People-centred justice

People-centred justice

TIJ transforms workshop ideas for smart safety zones into reality

Since its inception in 2011, the Thailand Institute of Justice (TIJ) has paid attention to the different demands and complex backgrounds of female prisoners. Years later, TIJ initiated a street food programme to support stigmatised former inmates to get a job and it has been a devout promoter of people-centred justice in action. In a society where some feel the justice system doesn’t serve them, the concept that ‘justice needs surveys’ is needed more than ever.
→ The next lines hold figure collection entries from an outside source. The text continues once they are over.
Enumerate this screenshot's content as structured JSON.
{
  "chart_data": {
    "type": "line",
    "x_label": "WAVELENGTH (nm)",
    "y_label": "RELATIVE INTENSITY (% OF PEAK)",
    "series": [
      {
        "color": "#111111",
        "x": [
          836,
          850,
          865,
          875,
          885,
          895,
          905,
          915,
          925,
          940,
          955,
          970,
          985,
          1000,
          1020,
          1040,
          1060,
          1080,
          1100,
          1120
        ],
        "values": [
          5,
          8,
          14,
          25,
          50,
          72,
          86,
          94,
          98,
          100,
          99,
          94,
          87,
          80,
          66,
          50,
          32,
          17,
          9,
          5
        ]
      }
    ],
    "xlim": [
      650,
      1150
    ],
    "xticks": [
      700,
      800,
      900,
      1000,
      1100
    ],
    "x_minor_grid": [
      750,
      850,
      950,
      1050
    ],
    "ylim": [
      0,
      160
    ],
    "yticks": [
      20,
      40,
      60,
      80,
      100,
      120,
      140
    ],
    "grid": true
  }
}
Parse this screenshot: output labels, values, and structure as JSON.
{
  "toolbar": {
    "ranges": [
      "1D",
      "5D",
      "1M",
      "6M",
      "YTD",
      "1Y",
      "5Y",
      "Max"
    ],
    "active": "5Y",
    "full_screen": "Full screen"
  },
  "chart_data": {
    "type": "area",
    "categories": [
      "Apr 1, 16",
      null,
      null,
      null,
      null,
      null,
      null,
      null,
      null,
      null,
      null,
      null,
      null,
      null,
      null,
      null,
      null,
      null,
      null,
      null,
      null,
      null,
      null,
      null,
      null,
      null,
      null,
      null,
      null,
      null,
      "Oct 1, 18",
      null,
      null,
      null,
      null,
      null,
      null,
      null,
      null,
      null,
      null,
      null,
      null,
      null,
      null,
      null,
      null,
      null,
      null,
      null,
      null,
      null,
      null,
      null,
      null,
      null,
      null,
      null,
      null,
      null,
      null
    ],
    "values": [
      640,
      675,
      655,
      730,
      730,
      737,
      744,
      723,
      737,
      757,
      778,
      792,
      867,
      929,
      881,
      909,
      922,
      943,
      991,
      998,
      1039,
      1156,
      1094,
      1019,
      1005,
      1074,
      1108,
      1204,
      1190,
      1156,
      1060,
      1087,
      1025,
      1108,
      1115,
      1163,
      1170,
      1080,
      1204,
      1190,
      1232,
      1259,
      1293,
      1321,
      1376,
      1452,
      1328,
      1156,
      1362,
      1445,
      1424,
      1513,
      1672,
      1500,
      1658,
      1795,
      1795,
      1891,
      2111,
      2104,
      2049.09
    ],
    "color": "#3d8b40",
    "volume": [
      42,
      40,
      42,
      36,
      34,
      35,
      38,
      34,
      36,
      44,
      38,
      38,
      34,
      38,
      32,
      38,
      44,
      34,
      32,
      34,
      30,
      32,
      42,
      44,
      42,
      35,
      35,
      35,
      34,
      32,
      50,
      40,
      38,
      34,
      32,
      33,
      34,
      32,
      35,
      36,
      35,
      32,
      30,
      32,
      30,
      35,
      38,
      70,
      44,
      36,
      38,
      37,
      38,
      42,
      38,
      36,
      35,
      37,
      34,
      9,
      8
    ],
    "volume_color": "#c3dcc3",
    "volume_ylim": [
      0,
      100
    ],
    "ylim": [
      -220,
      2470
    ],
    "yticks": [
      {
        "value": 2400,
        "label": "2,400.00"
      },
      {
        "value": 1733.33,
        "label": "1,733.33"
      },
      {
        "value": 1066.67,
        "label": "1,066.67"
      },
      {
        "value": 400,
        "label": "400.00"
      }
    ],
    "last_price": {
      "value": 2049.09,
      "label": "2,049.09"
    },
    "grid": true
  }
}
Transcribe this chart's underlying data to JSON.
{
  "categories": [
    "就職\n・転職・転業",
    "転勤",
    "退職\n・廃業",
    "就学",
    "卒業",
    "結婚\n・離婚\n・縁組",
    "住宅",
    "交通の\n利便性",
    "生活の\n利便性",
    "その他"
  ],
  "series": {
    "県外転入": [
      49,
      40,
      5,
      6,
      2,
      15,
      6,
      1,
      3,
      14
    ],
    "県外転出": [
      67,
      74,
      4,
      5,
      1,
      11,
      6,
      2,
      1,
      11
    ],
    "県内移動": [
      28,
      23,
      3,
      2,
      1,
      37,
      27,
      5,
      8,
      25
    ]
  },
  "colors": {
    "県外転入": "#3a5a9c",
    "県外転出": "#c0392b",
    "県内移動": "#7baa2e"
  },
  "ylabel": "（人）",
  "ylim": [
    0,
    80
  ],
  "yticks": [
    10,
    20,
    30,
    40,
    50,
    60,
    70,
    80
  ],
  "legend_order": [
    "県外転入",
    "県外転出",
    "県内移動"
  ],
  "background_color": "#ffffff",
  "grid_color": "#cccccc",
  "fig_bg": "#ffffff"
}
“People-centred justice means the people’s rights and freedom are protected, development of justice systems start and centre around people, and everyone is entitled to equal access to justice,” said Prof. Dr. Kittipong Kittayarak, special advisor to TIJ, at the 13th TIJ Public Forum on the Rule of Law and Sustainable Development: People-Centred Justice in Action.

“In practice, it means justice organisations like the police and courts are service providers and the inmates are actually users of the service delivery, which is justice. Therefore, the justice system should not be designed mainly based on the government sector, but rather on the service users.”

Going forward, in addition to mindset shift, people-centred justice is being seriously promoted due to movements for disruptive change, new tools and technologies, and a collaborative network.

“It must start from finding a pain point by surveying all stakeholders while innovations and collaborations help enable and leverage justice efforts. Most importantly, we need data monitoring and impact measurement to ensure sustainability,” said. Prof. Dr. Kittipong.

People-centred justice serves as a theme for this year’s TIJ Executive Program on the Rule of Law and Development (RoLD Program). It aims to curate a leadership committed to a people-centred purpose and culture.

“Reform of rule of law in tandem with sustainable development is difficult to achieve without strong partnerships. To change society, everyone is required to be part of the solution,” said Dr. Phiset Sa-ardyen, Executive Director, TIJ. “A RoLD Program allows new opportunities to form sustainable solutions for better justice from individuals outside the justice sector.”

An example of RoLD training turned into an actual application in the public space is the “Smart Police” project. The project is an initiative first applied to Saen Phu Dat sub-district to use CCTV enhanced by machine learning technology in crime control and prevention.

The project uses a network of connected CCTV cameras across the area to detect voice, weapons, and helmets and connect to a database at the police station. Once spotted, the image of an offender will be sent to a centre so that a nearby patrol officer can be notified and rush to the scene. In addition, the public can push a button on an SOS application to notify the police. The cameras can detect vehicle registration numbers, so a vehicle can be tracked, facilitating the police to capture offenders.

“There were already CCTV cameras in many areas, so what our group did was to arrange for MOUs with private and public organisations that own CCTV cameras to connect them into our system and enhance them with machine learning, artificial intelligence, and Internet of Things technologies,” said a group representative.

The group stressed that the initiative started from a public survey of 400 people in the area to truly create a solution that caters to user needs. Moreover, the project would be impossible without collaborations from many organisations that signed an MOU with academic institutions such as King Mongkut’s Institute of Technology Ladkrabang which provided technological advances.

As a town in the strategic EEC area, Saen Phu Dat sub-district in 2022 saw a significant reduction in the number of offenses against the human body, particularly manslaughter and sexual violence, compared to the previous year. A survey in the area indicated that people felt safer.

“The next step is to secure sustainability in the long run. We have received some subsidies from our partners to install more cameras and further develop AI system. In addition, we focus on personnel training to foster correct understanding. We want to design a project that has real impact, can be done practically, and will be a sustainable solution,” concluded a group representative.